Healio: What is the evidence that there is equipoise between the two procedures?
White: There is equipoise on several levels. The most important one is that the NHLBI is currently sponsoring a trial in patients with asymptomatic carotid stenosis called CREST-2. In that trial, the design is a parallel-arm trial of stenting or surgery combined with best medical therapy compared with best medical therapy alone. There is no comparison between stenting and surgery in the first arm. What that means is, when I see a patient in the clinic who I can enroll in this trial, if they get assigned to the stenting/surgery arm, I can pick whether they get stenting or surgery, because the NHLBI is telling me there is equipoise. The government is already telling us that when CREST-2 was designed, they agreed that there is equipoise. That is also apparent to CMS.
The second part is the data. We now have three large randomized trials — CREST, ACT I and ACST-2 — in asymptomatic patients that show very good equipoise in stenting vs. surgery, with low rates of perioperative stroke, death and MI. In the early 2000s, the guideline for endarterectomy was if you wanted to work on symptomatic patients, your rate of perioperative stroke and death had to be less than 6%, and if you wanted to work on asymptomatic patients, your rate had to be less than 3%. We are achieving those numbers in both categories now. We can find data to justify just about anything, but the level I evidence is all very confirmatory that we are achieving equipoise.
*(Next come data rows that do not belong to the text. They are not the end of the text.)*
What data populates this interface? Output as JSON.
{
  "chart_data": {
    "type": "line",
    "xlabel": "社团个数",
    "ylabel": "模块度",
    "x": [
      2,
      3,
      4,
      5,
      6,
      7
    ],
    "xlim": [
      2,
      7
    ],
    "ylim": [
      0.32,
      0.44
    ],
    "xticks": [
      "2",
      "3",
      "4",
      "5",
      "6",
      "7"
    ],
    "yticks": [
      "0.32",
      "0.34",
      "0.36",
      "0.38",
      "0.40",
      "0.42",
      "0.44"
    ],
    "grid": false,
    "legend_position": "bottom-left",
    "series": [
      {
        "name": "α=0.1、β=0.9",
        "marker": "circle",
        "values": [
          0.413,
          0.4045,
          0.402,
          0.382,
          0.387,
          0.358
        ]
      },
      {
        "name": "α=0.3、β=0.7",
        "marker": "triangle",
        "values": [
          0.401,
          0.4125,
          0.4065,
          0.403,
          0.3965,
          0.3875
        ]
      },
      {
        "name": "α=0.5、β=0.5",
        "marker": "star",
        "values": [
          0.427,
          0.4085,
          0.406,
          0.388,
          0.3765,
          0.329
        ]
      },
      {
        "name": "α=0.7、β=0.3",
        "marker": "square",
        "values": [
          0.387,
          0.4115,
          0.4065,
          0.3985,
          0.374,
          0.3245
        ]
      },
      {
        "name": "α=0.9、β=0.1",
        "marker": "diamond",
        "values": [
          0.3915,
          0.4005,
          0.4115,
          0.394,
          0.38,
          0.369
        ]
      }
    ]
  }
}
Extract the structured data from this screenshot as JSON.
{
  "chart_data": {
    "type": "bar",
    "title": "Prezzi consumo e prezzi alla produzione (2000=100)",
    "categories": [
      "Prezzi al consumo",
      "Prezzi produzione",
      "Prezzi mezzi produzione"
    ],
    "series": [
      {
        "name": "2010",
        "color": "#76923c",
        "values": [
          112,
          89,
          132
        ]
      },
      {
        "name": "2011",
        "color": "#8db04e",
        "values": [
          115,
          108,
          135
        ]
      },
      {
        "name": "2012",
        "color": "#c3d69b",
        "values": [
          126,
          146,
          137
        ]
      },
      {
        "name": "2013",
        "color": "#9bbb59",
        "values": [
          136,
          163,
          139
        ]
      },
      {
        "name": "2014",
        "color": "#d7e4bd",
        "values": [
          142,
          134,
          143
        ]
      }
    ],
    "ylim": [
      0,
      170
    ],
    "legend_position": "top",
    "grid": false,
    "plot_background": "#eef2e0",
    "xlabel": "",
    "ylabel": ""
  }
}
That is what led the NHLBI to approve the CREST-2 design.
Healio: To what extent does volume play a role in procedural success?
White: When the CREST trial was ongoing, we had a roll-in where potential investigators had to perform at least 20 cases at an acceptable complication rate before they could officially enroll patients. L. Nelson “Nick” Hopkins, MD, FACS, and colleagues published those roll-in data that demonstrated the vascular surgeons had significantly more problems with carotid stenting than other specialists. In the early 2000s, they just did not have a lot of volume. They did not have a lot of experience with catheter-based procedures and they were early on the learning curve. Once they developed that experience during their roll-in procedures, they did fine. If we had included that roll-in period in CREST, we would have had seriously contaminated data, which is what we saw in some of the European trials that did not have a roll-in phase, leading to much worse outcomes for carotid stenting. People who were not experts at the procedure were encountering more problems.
So, not only are patient selection criteria important, but so is operator experience. There is no substitute for being good at this procedure with relatively high volume. It does not matter what your specialty is, but you need to be able to do this procedure at a high rate and a high volume.
What that means is when CMS updates its coverage decision, someone who implants their first carotid stent is not likely to get the same result as someone who has implanted 5,000. There is no way to factor that in to reimbursement. So, patients and referring physicians need to understand that there is clearly a relationship between volume — both operator volume and hospital or team volume — and outcomes. A knowledgeable patient or referring physician would choose the higher-volume operator in the higher-volume hospital. Patients should ask how many of these procedures are done at the institution. It’s a common discussion with my patients, and I am happy to have it. Referring doctors should understand they should be favoring places where there is a high rate of procedures in order to get the best outcomes.
Healio: What can the medical community do to encourage CMS to update its coverage decision?
White: The ball is rolling. Again, it’s just a matter of the CMS prioritization list. We are looking forward to an updated coverage decision soon.